After Jackman’s comments, the director introduced the film’s three young stars, Thomas Mann, Olivia Cook and newcomer R.J. Cyler, who are perfectly cast and make the film. The story is set in inner city Pittsburg, which is where the screenwriter grew up.

Mann plays Greg, a socially awkward high school senior who aspires to invisibility and gets along with all the kids by pretending to form alliances with the various cliques. His only friend is Earl, who comes from the other side of the tracks, and who is no-nonsense and has a big heart. They two share a passion for making movies that are parody takes on classics, which include “2:48 PM Cowboy” (Midnight Cowboy, 1969), “Don’t Look Now Because a Creepy Ass Dwarf is About to Kill you!!! Damn!!! (“Don’t Look Now,” 1973) and “A Sockwork Orange” (no translation needed).

Gomez-Rejon also introduced “Nashville” star Connie Britton, who plays Greg’s mother, a kind but absent minded woman who forces him to spend time with Rachel, who has leukemia.
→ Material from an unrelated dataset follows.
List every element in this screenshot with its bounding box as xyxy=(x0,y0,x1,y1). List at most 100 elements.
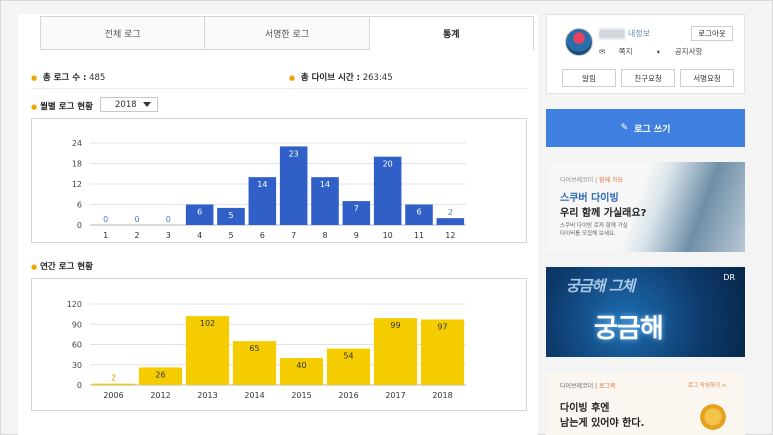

Britton worked with the director a few years before on “American Horror Stories” and he told the audience that Britton read the script for “Me and Earl” and told him she “loved it and wanted to be involved” and the “second she was attached to the project it became real.”
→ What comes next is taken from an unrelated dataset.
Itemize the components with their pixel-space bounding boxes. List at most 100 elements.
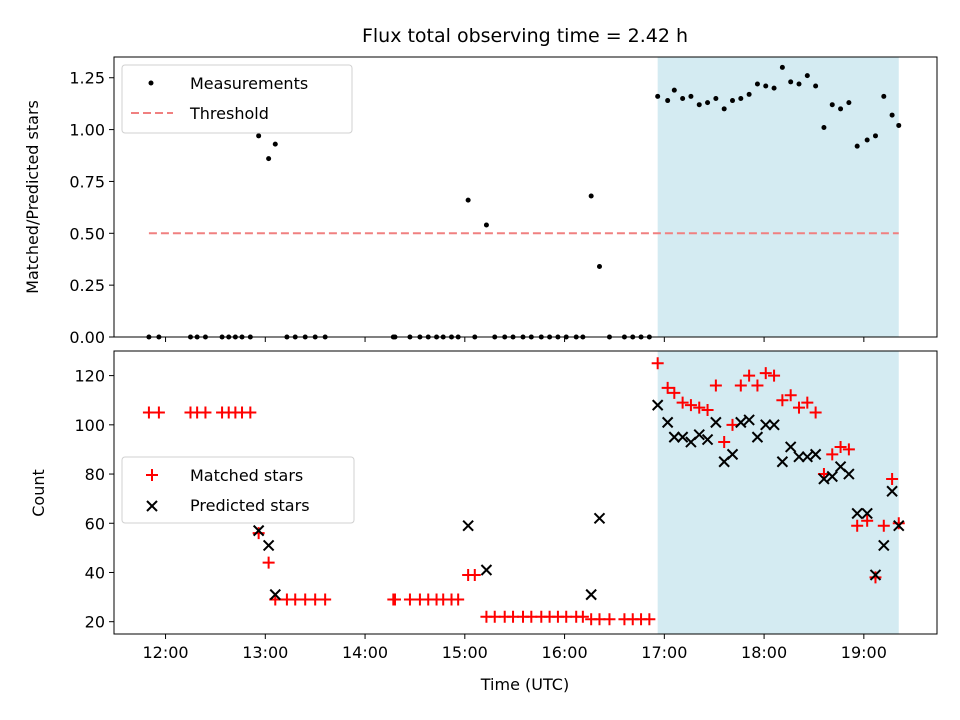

In his intro to Molly Shannon, Gomez-Rejon said he was “obsessed with her” for years. “I used to spend the night at Rockefeller Center to get passes to see her on Saturday Night Live.” Shannon has never been better in the tough role of the dying girl’s mother, and infuses her dramatic performance with just enough comic touches to keep it from getting too heavy.

Gomez-Rejon mentioned that he made the film for his father, who was his “best friend and who I loved so much,” adding, “the reason he was as great as he was because of the woman he married,” introducing his mother.

“And most people, even on the outer circle know that I can’t say anything without Scorsese’s name,” said the director, who saw “Mean Streets” when he was 13, which led him to New York” and “the two greatest guardian angels I’ve had in my entire career,” and then dedicated the evening to “GoodFellas” author Nicholas Pileggi and that movie’s famed editor Thelma Schoonmaker.

Other celebrities we spotted at the after party at Pravda on Lafayette included Octavia Spencer, Chris Abbott and Chelsea Handler.

On the red carpet I told Connie Britton she was unrecognizable in the film as Greg’s frumpy mother. “Oh thank you!” she told me. The actress, best know for her sexy roles, wears unflattering glasses and her hair is in a messy bun. As for how she found her character, she told me, “I just had this vision of who this woman was, you know? It’s one of those things where I felt like I had met her before. That was really it, and it was a lot of hair and makeup and all that kind of thing.”

Two days earlier at the film’s junket, R. J. Cyler charmed journalists with his anecdotes, especially about his scenes with Nick Offerman, who plays Greg’s eccentric professor father. His character wears sarongs and caftans and eats exotic foods like cuttlefish and pig legs that he shares with Earl.

I asked Cyler, who told me he ate the food for real, if he’d acquired a taste for the cuttlefish.

“I haven’t. It still makes me emotional,” he told me. “Calamari isn’t too bad. That’s what I thought cuttlefish was gonna be that. I’ve eaten octopus and eel, and shark, and sea urchin before and those are good. So nothing in this movie could be too bad a challenge, right? They brung me to my knees with the stuff!”